Some simple and powerful phrases to use when someone is feeling feels: “I hear you.” “I bet it is hard.” “That makes sense.” Ones to strike from your vocabulary: “You have no reason to feel that way.” “Don’t be silly!” “I’m sad/mad/whatever too!” (see #5).
Don’t allow lies you want to correct, or generalizations you want to protest, or insults you want to decry, or any angry words to manipulate you into engaging. This is not a real conversation. Real conversations and problem solving don’t happen in yells or insults.
Replace all of the shocking, mean, hateful, incorrect, ignorant, offensive, cruel things coming out of this person’s mouth with “I’m hurt! I’m hurt! I’m hurt! I’m hurt. I’m hurrrrt.” Summon your best pity, then disengage. END this moment with “I’ll be up for talking another time about this if you want.” Don’t say “…when you are less angry.” It will make the person angrier.
Don’t let “what do you want to be when you grow up?” be the first thing you say to a child. It reinforces the message that children, in the eyes of all the adults they meet, have no real value until they grow up. Ask instead what the child is interested in now—favorite books, hobbies, subjects in school, etc. If it’s a female child, be aware of avoiding remarks on only her appearance or clothing. If you only heard compliments on your hair or dress or whatever from everyone you met, you’d start to think your looks are your most important feature, too. Maybe your only important feature.

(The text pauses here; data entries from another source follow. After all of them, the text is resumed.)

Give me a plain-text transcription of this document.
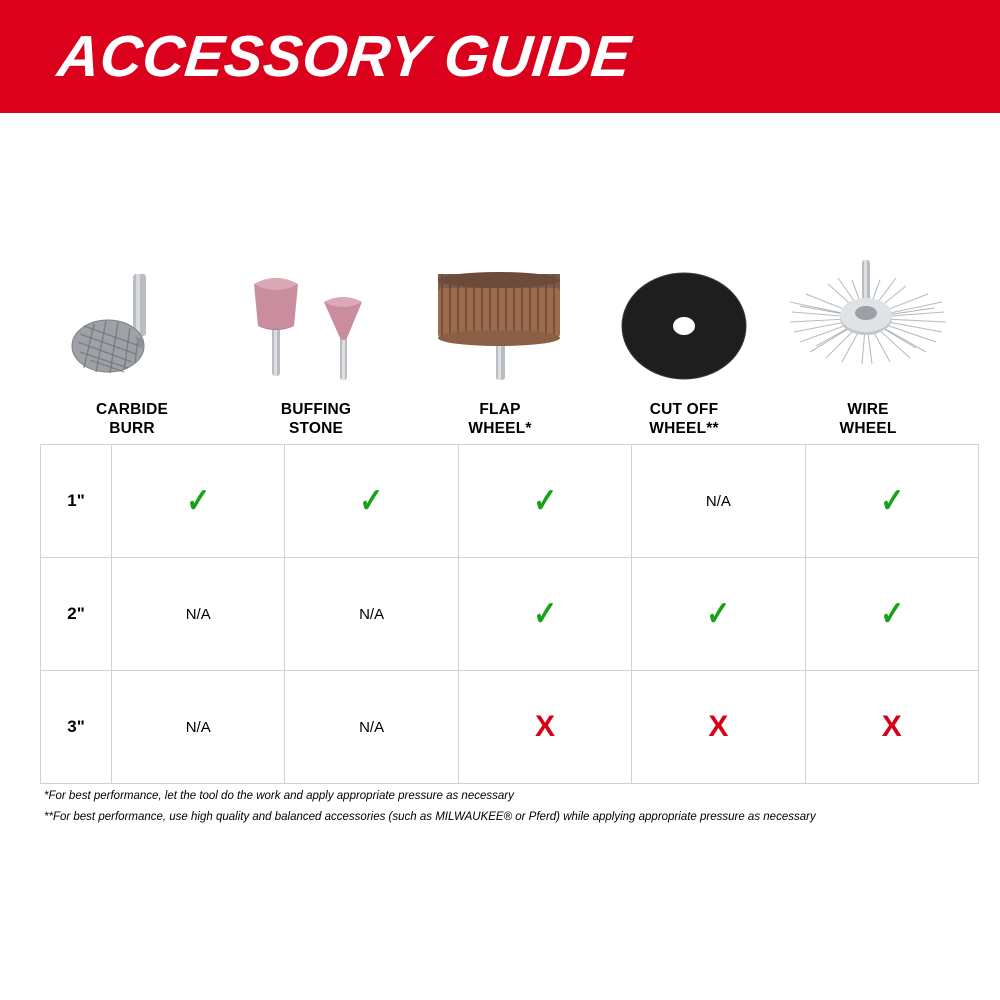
ACCESSORY GUIDE
CARBIDE
BURR
BUFFING
STONE
FLAP
WHEEL*
CUT OFF
WHEEL**
WIRE
WHEEL
1"	✓	✓	✓	N/A	✓
2"	N/A	N/A	✓	✓	✓
3"	N/A	N/A	X	X	X
*For best performance, let the tool do the work and apply appropriate pressure as necessary
**For best performance, use high quality and balanced accessories (such as MILWAUKEE® or Pferd) while applying appropriate pressure as necessary
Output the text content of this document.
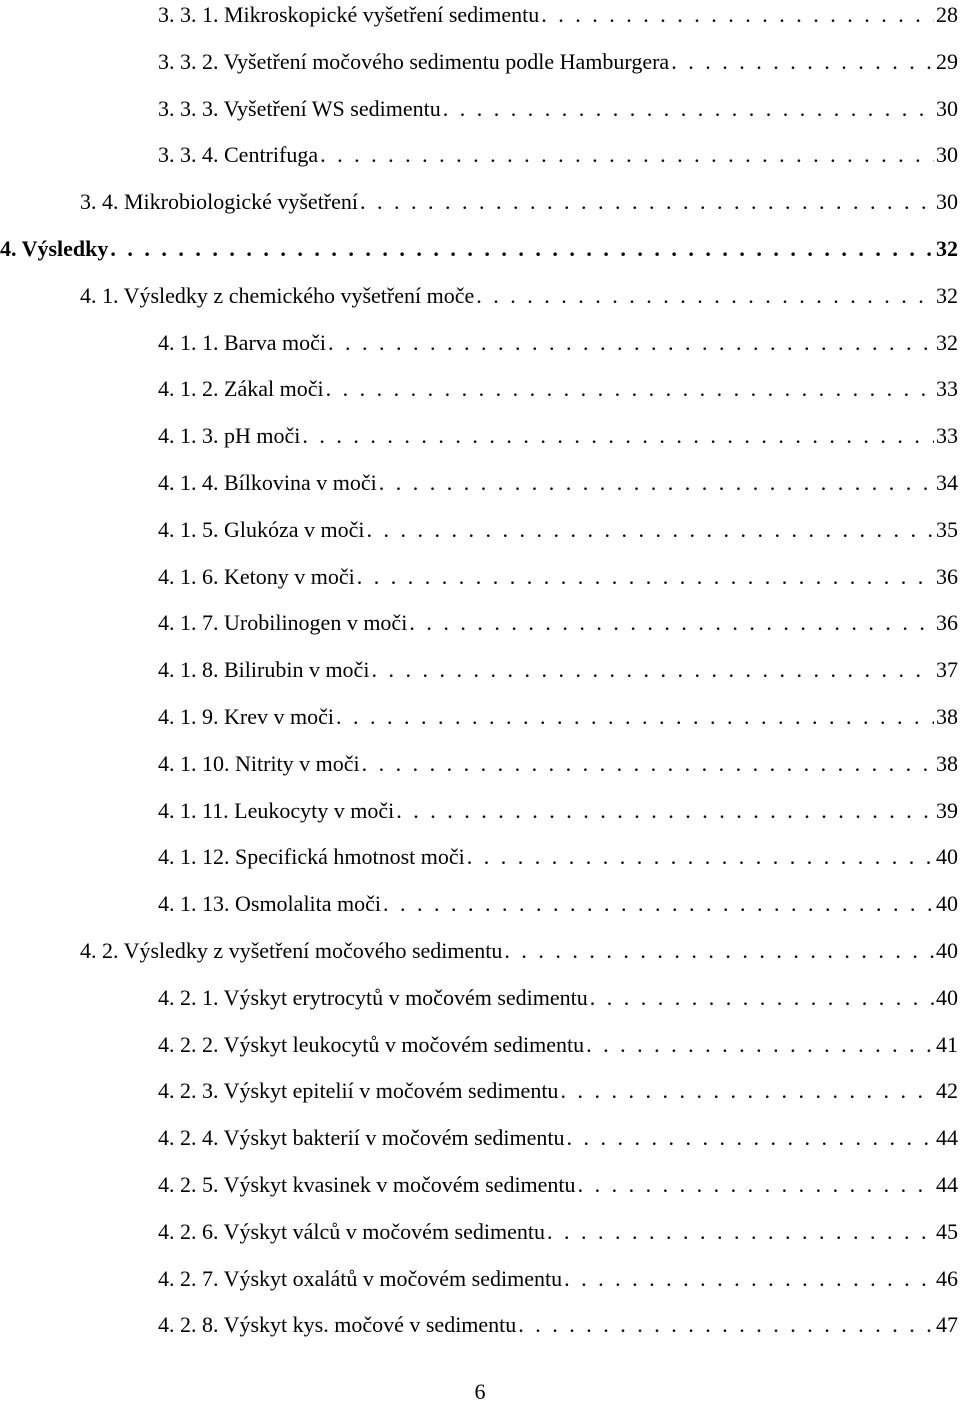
3. 3. 1. Mikroskopické vyšetření sedimentu . . .	28
3. 3. 2. Vyšetření močového sedimentu podle Hamburgera . . .	29
3. 3. 3. Vyšetření WS sedimentu . . .	30
3. 3. 4. Centrifuga . . .	30
3. 4. Mikrobiologické vyšetření . . .	30
4. Výsledky . . .	32
4. 1. Výsledky z chemického vyšetření moče . . .	32
4. 1. 1. Barva moči . . .	32
4. 1. 2. Zákal moči . . .	33
4. 1. 3. pH moči . . .	33
4. 1. 4. Bílkovina v moči . . .	34
4. 1. 5. Glukóza v moči . . .	35
4. 1. 6. Ketony v moči . . .	36
4. 1. 7. Urobilinogen v moči . . .	36
4. 1. 8. Bilirubin v moči . . .	37
4. 1. 9. Krev v moči . . .	38
4. 1. 10. Nitrity v moči . . .	38
4. 1. 11. Leukocyty v moči . . .	39
4. 1. 12. Specifická hmotnost moči . . .	40
4. 1. 13. Osmolalita moči . . .	40
4. 2. Výsledky z vyšetření močového sedimentu . . .	40
4. 2. 1. Výskyt erytrocytů v močovém sedimentu . . .	40
4. 2. 2. Výskyt leukocytů v močovém sedimentu . . .	41
4. 2. 3. Výskyt epitelií v močovém sedimentu . . .	42
4. 2. 4. Výskyt bakterií v močovém sedimentu . . .	44
4. 2. 5. Výskyt kvasinek v močovém sedimentu . . .	44
4. 2. 6. Výskyt válců v močovém sedimentu . . .	45
4. 2. 7. Výskyt oxalátů v močovém sedimentu . . .	46
4. 2. 8. Výskyt kys. močové v sedimentu . . .	47
6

If it’s a male child, try an unguided, open-ended invitation like “what’s on your mind today, buddy?” What a different world we’d live in if more boys felt safe sharing feelings, in their own way, right from the start.
Empathy is not “hey that happened to me too!” or “I also know what you are talking about—in fact I know a lot more than you do!” This is more like someone has just brought out his bowling pins to juggle but you grab them and juggle obliviously away from him. Not empathy. Empathy is just the opposite: turning away from your ego, for just a minute (don’t worry, you can have it back soon!) in order to imagine, really imagine, what it’s like for someone else to be alive.
Ask “What happened?” “What kind of place was that?” “When did you first…?” or other non yes-or-no questions.
Asking why can lead to defensiveness, and a sort of shallow string of quick justifications for behavior that aren’t actually insightful or productive. You can sit for days and discuss whys without any real benefit or helpful solutions.
Questions say, “I’m interested. You are valuable.” And they are my go-to solution whenever I have no idea what to say.